そんな中、秘密裏にダラス将軍の元へ人間の訪問者が来た。インドとイランの大使だった。
佐々木参謀が二人を紹介した。
「将軍様、こちらがインド大使のバジール、そしてこちらがイラン大使のアジモフです。将軍様にお話があるそうです」
先に口を開いたのはバジールだった。
「この度はお時間を作って頂きありがとうございます。陛下におきましては……」
「バジールよ、堅苦しい挨拶は不要だ。要件から話せ。俺たちトカゲ人類にお世辞を言うのは辞めておいた方が良いぞ。お前らだって豚や牛から世辞を言われてもピンと来ないだろ?」
バジールとアジモフの額から冷や汗が流れた。
「は! 申し訳ありません。それでは要件から申します。先日の米露中同盟に対抗するために、貴国との三国同盟を結びたくお願いに参りました。我が国には人間兵をどの国よりも提供できますし、イランからは石油を提供できるのです!」
「そちらへのメリットは?」
「ただ一つ。インドとイランの国民の非食料の確約です。その保証さえ頂けるなら、人材も燃料も援助し続けます!」
ダラス将軍は溜息をついた。
「侮るなよ、人間。俺はメリットを聞いたのだぞ?非食料だと?俺を含めて人間を喰うトカゲ戦士はたったの五人だぞ?クロコダイル兵達も人間を食おうと思えば食えるのだが、今は羊や牛を喰っておる。食人に関しては幹部の五人だけだ。お前らの国民を食い尽くすのに何年かかると思ってるのだ?もっと正直に言え。非食料は建前だな?」
バジールとアジモフの冷や汗が止まらなくなった。本当に下心があったからだ。それを見抜かれたとわかって、二人は今日は生きて帰れないと覚悟した。ダラス将軍が助け舟を出した。
「米露中同盟が気に食わないのだろ?あわよくばトカゲ軍と米露中同盟をぶつけて、どちらかが滅びてほしいと考えたのだろう?いや、どちらも相打ちしてくれるのを期待したのか?」
ズバリ当てられてバジールが素直に答えるしかなかった。
「その通りでございます……おみそれしました!」
ダラス将軍は応接室の地球儀をくるりと回しながら答えた。
「確かに米露中同盟はインドにもイランにも厄介だな。よし、貴様らには選ばせてやろう。アメリカ、ロシア、中国のトップの中で誰が一番、目障りなのだ?」
二人はダラスの言葉の真意がわからないまま、適当に答えてしまった。
「インドとしては中国です」
「イランも中国が目障りです」
「だろうな。俺から見ても中国はちっとやり過ぎてる。

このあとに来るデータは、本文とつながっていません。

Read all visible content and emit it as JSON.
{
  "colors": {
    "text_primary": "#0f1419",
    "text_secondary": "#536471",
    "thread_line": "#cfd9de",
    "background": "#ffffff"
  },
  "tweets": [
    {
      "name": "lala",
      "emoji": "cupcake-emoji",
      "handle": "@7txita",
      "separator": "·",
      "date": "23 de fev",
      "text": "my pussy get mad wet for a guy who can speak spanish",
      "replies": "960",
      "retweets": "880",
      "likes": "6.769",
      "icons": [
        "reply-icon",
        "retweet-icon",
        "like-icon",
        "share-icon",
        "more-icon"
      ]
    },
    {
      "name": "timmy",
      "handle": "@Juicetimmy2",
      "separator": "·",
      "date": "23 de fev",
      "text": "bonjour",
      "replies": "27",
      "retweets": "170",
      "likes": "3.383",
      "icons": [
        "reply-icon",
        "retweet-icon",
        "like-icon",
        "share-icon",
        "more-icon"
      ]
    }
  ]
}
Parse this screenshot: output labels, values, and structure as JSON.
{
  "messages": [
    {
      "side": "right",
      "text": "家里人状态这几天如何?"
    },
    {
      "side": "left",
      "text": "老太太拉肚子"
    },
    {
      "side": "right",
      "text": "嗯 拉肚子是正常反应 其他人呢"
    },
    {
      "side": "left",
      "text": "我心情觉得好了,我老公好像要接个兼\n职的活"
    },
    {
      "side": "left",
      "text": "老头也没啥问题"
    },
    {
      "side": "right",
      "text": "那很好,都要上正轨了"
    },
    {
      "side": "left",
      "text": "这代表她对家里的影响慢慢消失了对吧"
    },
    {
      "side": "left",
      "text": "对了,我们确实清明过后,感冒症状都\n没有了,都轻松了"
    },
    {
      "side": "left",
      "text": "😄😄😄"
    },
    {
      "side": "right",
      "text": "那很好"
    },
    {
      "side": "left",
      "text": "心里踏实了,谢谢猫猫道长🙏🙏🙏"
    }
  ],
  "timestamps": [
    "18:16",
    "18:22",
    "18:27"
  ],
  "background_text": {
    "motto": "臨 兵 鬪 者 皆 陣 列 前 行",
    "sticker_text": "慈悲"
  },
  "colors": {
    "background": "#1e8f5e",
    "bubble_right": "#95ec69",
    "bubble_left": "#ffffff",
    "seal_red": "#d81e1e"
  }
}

たぶん、トカゲ軍がこの世界に来るまでは、この中国とやらがバランスを崩している張本人だったのだろ? よし! わかった! インドとイランとの同盟を認めよう。佐々木参謀、書類の手配をしろ。インドとイランは数日間、このオーストラリアでバカンスでも楽しんでおれ。数日後には両国へ手土産を献上しよう」
そう言ってダラス将軍は笑いながら地球儀を回し続けた。
バジールとアジモフの冷や汗はますます止まらなくなっていた。